Written on April 12, 2013 at 8:03 am, by Scott
P AUL ST. PIERRE SR.
Jim Boulding said, “We are going on a ghost hunt. We will be looking for old, old ghosts who have great and important things to tell us.” He is, as you see, a romantic who can make sleeping under a hollow log sound like a night in the Peninsula Hotel at Kowloon.
Jim and his wife Myrna run this Lodge, the only outdoor education school of its kind, with some of the stuff of Camelot in it. More, perhaps, than the harder stuff of profit.
They put together the 20 buildings on the shore of Campbell Lake while teaching school. Since 1972 they have operated here full time, selling instruction in such antique subjects as wilderness survival, white water canoeing, mountaineering, native B.C. life styles, outdoor winter camping, living off the land and log cabin building.

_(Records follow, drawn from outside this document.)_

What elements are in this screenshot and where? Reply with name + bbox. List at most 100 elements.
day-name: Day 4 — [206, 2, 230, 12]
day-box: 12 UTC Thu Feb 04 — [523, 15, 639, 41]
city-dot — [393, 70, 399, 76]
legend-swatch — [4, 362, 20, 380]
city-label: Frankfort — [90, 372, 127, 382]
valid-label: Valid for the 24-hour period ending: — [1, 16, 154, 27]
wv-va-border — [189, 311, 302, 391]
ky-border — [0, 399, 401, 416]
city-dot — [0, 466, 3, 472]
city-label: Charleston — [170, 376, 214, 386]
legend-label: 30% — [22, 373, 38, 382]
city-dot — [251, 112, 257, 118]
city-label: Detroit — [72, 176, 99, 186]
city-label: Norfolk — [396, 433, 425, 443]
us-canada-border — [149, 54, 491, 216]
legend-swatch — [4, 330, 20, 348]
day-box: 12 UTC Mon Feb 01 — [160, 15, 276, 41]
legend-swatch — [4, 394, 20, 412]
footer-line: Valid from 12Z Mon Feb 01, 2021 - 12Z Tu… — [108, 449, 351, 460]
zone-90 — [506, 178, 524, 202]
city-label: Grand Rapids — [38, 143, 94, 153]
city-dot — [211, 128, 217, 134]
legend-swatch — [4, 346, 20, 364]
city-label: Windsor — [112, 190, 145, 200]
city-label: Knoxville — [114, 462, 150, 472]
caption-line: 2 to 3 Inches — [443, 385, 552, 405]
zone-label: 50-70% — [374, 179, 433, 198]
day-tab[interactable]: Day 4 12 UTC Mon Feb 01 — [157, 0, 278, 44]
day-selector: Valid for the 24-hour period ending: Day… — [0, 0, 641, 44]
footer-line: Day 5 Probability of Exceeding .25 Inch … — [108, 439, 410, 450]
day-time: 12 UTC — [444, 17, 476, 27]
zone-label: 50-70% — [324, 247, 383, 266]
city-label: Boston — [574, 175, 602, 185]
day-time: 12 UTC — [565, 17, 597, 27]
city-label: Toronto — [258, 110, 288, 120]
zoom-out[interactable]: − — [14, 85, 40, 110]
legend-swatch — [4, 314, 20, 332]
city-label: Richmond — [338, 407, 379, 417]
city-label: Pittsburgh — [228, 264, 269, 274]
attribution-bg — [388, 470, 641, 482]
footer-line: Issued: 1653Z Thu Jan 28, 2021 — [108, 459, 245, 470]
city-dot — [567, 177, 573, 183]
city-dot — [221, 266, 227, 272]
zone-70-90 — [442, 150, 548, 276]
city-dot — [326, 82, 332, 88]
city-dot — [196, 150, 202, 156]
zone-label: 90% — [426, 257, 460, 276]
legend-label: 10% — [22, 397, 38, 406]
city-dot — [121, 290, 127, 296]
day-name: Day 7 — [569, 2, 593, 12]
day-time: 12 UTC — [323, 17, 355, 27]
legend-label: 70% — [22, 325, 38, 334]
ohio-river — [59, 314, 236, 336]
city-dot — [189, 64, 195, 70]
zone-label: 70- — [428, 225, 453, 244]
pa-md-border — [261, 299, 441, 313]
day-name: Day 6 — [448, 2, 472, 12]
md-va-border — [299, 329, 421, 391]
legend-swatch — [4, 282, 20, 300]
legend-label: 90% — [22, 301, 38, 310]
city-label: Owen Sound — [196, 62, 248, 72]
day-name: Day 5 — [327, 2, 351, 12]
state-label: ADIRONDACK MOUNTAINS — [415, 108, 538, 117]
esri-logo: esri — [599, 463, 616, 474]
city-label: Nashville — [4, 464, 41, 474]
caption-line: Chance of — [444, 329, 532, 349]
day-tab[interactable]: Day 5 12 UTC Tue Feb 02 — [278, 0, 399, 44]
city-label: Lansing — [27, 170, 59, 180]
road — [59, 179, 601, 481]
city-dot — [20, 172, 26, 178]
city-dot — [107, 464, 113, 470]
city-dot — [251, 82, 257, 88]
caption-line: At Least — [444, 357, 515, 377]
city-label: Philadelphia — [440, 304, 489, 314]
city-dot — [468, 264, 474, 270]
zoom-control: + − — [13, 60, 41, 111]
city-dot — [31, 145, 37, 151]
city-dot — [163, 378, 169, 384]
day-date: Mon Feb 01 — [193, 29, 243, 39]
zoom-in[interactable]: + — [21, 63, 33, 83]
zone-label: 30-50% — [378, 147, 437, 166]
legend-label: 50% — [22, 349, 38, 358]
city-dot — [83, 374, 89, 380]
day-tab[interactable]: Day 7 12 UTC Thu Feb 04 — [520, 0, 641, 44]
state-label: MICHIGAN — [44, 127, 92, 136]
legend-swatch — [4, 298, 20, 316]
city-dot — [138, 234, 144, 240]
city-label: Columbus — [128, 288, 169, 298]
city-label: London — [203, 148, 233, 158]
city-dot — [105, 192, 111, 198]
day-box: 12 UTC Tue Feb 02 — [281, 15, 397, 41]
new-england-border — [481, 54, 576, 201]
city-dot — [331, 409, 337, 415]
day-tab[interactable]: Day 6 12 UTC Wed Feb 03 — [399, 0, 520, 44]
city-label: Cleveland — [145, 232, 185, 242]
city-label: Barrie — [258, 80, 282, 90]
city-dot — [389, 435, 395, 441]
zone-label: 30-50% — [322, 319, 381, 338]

In summer they have a staff of about 30 instructors, all dealing in some way with challenge, adventure and a form of tribalism – the things which are scant or absent now in the cities where most of us are trapped. This ghost hunt was to last three days and two nights on the ocean face of Nootka Island. There, according to the school’s native life styles instructor, the Moachat Indians say that men first learned to hunt whales. That was in the days before the spirit beings and the human beings took up separate lives. The name of this legendary village was Tahsis and it was somewhere near the mouth of the river we named the Beano, just inside the reef which the Spanish explorers named Bajo.